The unofficial reason for NATO after World War II was to "keep American in (Europe--unlike after World War I), keep the Russians (Soviets) out (of Western Europe, after the Soviets advance to the Elbe River), and keep Germany down (after starting two world wars)."

The modern purpose of NATO is to keep America in Europe, keep Russia out, and keep European autocratic impulses down. The third reason is a real threat that is easy to forget in the post-World War II time frame that we remember as the normal state of European affairs. And the first reason is the means to achieve the third.

We forget the role that America played in creating the free and democratic Europe that we wrongly assume is the natural state of now-free Europe[.]

That post is a reminder--one that I needed when I first ran across another author who mentioned it, and I said to myself in a blinding flash of the bloody obvious that I hadn't really thought about, "Well duh"--that the modern democratic Europe was built by America's presence in NATO after World War II and the expansion after winning the Cold War. Prior to 1945, Europe was not the beacon of democratic freedom without that ugly "American" military might thinking that the Europeans claim to be today. 
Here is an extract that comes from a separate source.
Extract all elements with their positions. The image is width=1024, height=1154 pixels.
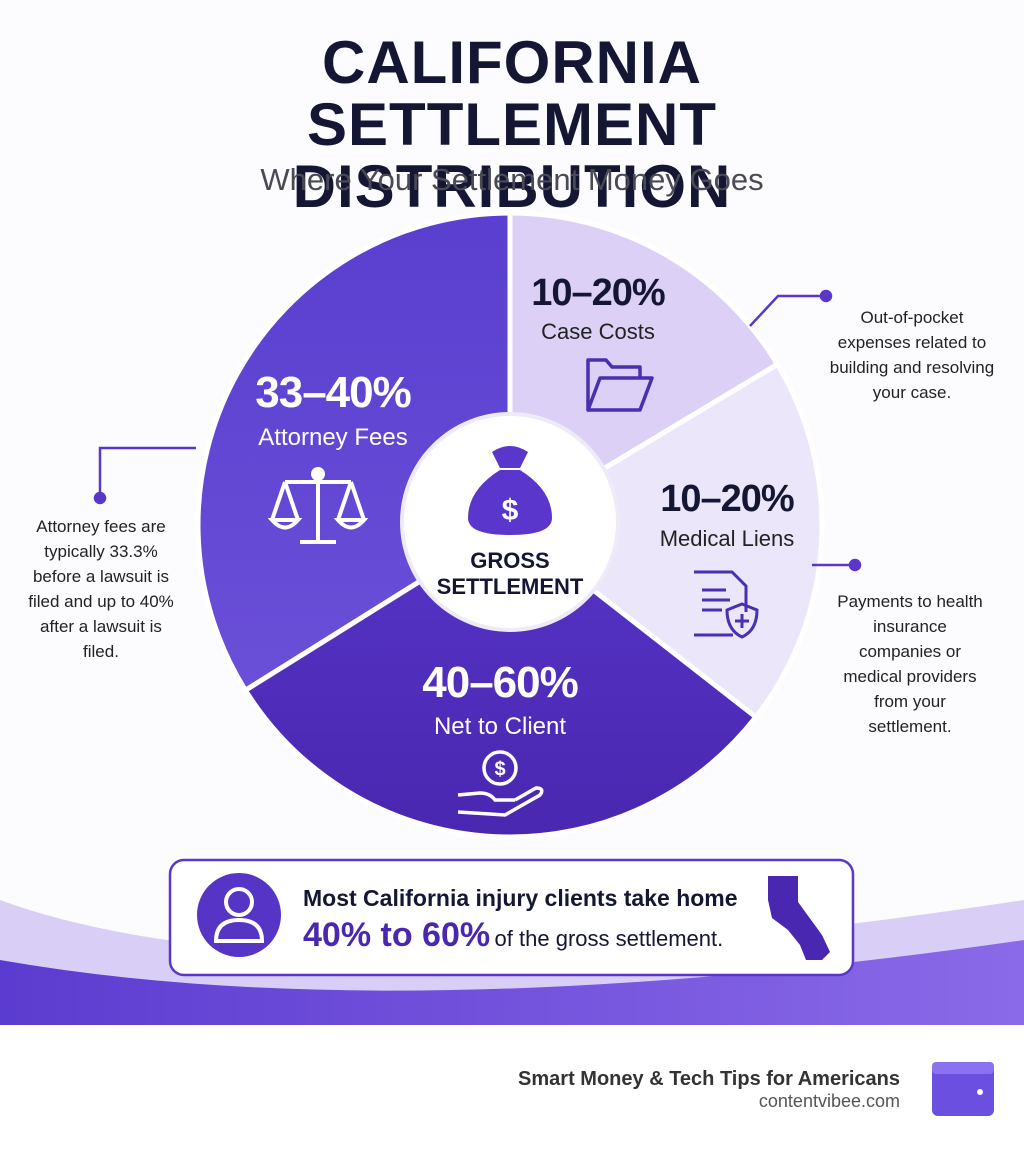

So Britain, which does have a long history of democracy and freedom, is not a potential rogue state.

But the EU, with its host of member states with rather thin resumes' of real democracy, is not the bastion of rogue-free governance that it annoyingly claims to be.

I think that the EU actively seeks to become a multi-ethnic empire through a gradual accumulation of power that ultimately suppresses those ugly nationalists who the EU elite believes were the cause of the many wars in European history.

Without NATO and America, rule of law will slip away in Europe as brute force is increasingly used on the people of Europe to keep them in line; and the EU will shift to open hostility to America.

America needs to remain involved in NATO while keeping NATO strong as an institution to prevent Europe from being controlled by a hostile government that can mobilize its still vast demographic, scientific, and economic potential to be a real military threat.